Backers of a ballot initiative to overturn a payday lending law in Ohio also sued Arno in 2009 for breach of contract and negligence after 13,000 signatures had to be thrown out because the firm failed to file the right paperwork.
The company has also been accused of petition fraud multiple times over the years, including using a “bait-and-switch” tactic in 2005 to trick voters into signing a ballot initiative to ban same-sex marriage in Massachusetts and using a similar tactic in 2007 to get voters to sign a petition that would have allocated a significant chunk of California’s electoral votes to Republican candidates. In 2008, Mark Anthony Jacoby, who’d worked for Arno in 2005 and was involved in the Massachusetts lawsuit, was arrested for voter fraud in California. He later pleaded guilty. And in 2014, signature-gatherers for the firm were accused of lying to voters about the nature of the “Six Californias” ballot measure.

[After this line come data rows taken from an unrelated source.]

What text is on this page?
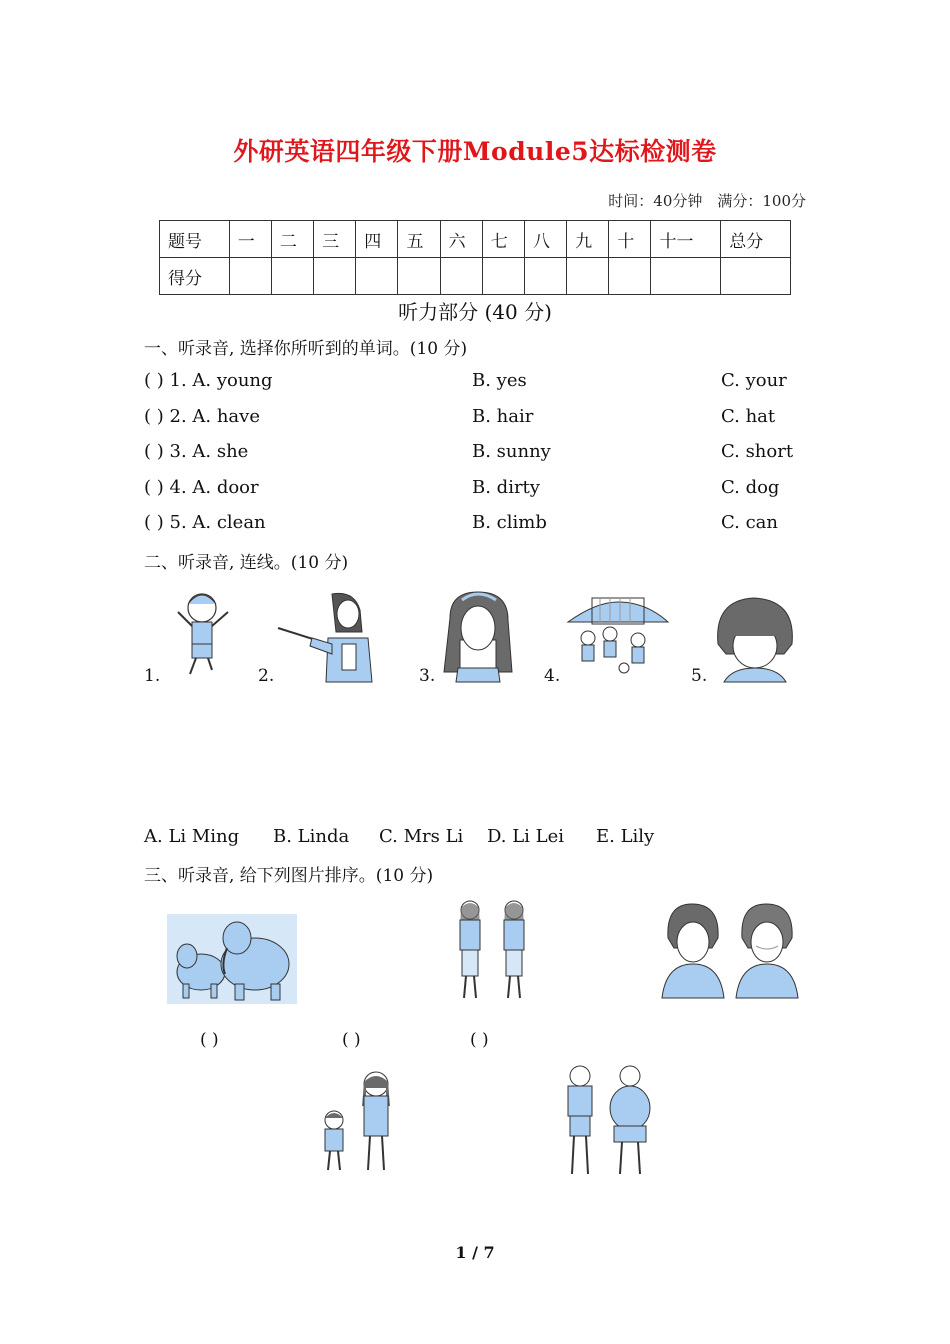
外研英语四年级下册Module5达标检测卷
时间：40分钟　满分：100分
题号	一	二	三	四	五	六	七	八	九	十	十一	总分
得分												
听力部分 (40 分)
一、听录音, 选择你所听到的单词。(10 分)
( ) 1. A. young	B. yes	C. your
( ) 2. A. have	B. hair	C. hat
( ) 3. A. she	B. sunny	C. short
( ) 4. A. door	B. dirty	C. dog
( ) 5. A. clean	B. climb	C. can
二、听录音, 连线。(10 分)
1.	2.	3.	4.	5.
A. Li Ming B. Linda C. Mrs Li D. Li Lei E. Lily
三、听录音, 给下列图片排序。(10 分)
( )	( )	( )
1 / 7
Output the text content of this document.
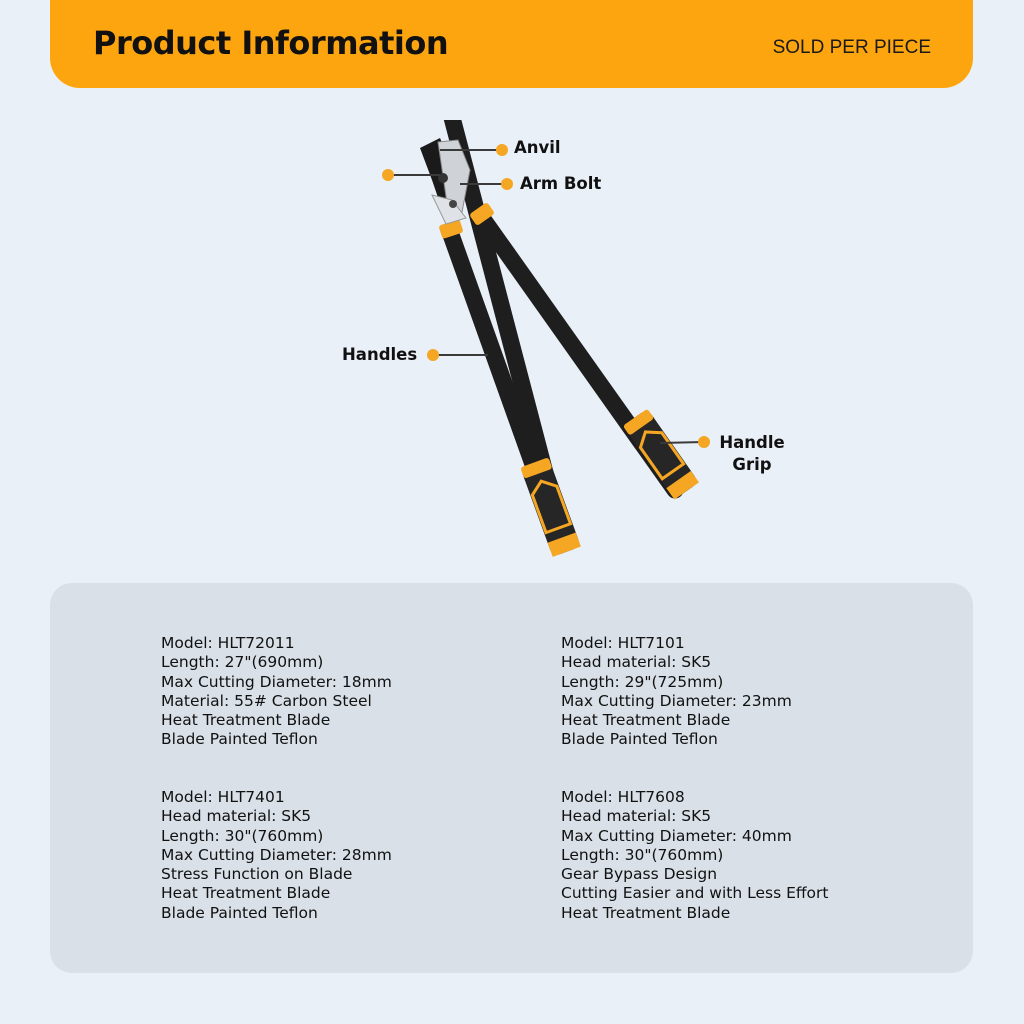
Product Information	SOLD PER PIECE
Anvil
Arm Bolt
Handles
Handle Grip
Model: HLT72011
Length: 27"(690mm)
Max Cutting Diameter: 18mm
Material: 55# Carbon Steel
Heat Treatment Blade
Blade Painted Teflon
Model: HLT7101
Head material: SK5
Length: 29"(725mm)
Max Cutting Diameter: 23mm
Heat Treatment Blade
Blade Painted Teflon
Model: HLT7401
Head material: SK5
Length: 30"(760mm)
Max Cutting Diameter: 28mm
Stress Function on Blade
Heat Treatment Blade
Blade Painted Teflon
Model: HLT7608
Head material: SK5
Max Cutting Diameter: 40mm
Length: 30"(760mm)
Gear Bypass Design
Cutting Easier and with Less Effort
Heat Treatment Blade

The Greater Crime isn’t the Petty Grievances of a SubContractor who may Lack the Skill to do the Work he thought he was doing, and is this is Pain Staking and Tedious Work, and Not Everyone Poses the Acute Level of Attention that is Required, for Hours, and Days, and Weeks. Slow to Learn and Quick to Sue, isn’t the Best Combination of Aggregate Disciplines. The Greater Crime is the the Parties cited in this Article, People like Kellen Arno, Jerry Mailhot, and Mark Anthony Jacoby, as well as Numerous Others, Michael Arno, Lee Albright, Angelo Paparella, Rob Grocholski, John Michaels, Fred Kimball, Tom Bader, Joy Bader, Jenny Breslain, Rob Harwig, Tyler Endsley, Caroline Ostic, Eileen Ray, Tracy Taylor, Lorraine Pipley, Abraham Salazar, Greg Wilson, David Chavez, Larry Bradshaw, Todd Whitey Frank, Ben Rush, Jeremy White, David Oaks, Paul Kanta, Mark Thayer, Jesus Perez, Debra Murphy, Tom Shirer, Joe Copija, Karen Kamman, Paula Wagner, Wayne Acker, Larry Laws, Joan Quattlebaum, Ken Hopper, … Should Each Be Able to Easily Recognize that Jane Tomczak of Victory Consultants is the NOT DEAD YET EVA BRAUN. It’s My Purpose in Life to Help Ms Margret Murphy aka Eva Braun aka Jane Tomczak find her FINALLY RESTING PLACE IN A PRISON WITHOUT CORRUPTION. @MahdiCain
See? It’s Tedious Work, just Writing a Comment without a Mistake. Can the Subcontractor in Question submit Work without Errors that Penalize the Work? In my Comment, I made the Mistake, “and is this is Pain Staking and Tedious Work” wherein I included an “is” that shouldn’t be there. What I should have written was, “and this is Pain Staking and Tedious Work.” In Signature Gathering, Stupid Mistakes will Kill the Signature Yield. If a Signer Printed their Name Twice without a Signature, that would be an Invalid Signature. Likewise, for Larry Bradshaw to claim that Larry Bradshaw is Unable to See that Jane Tomczak is Eva Braun, is the Kind of Mistake that a Human Soul elects to make when they seek to Return as a Crippled Swine Pig in a Slaughter House for their Next Incarnation. Likewise, All the Others. You shall Not Find Me returning as a Pig in a Slaughter House in my Next Incarnation.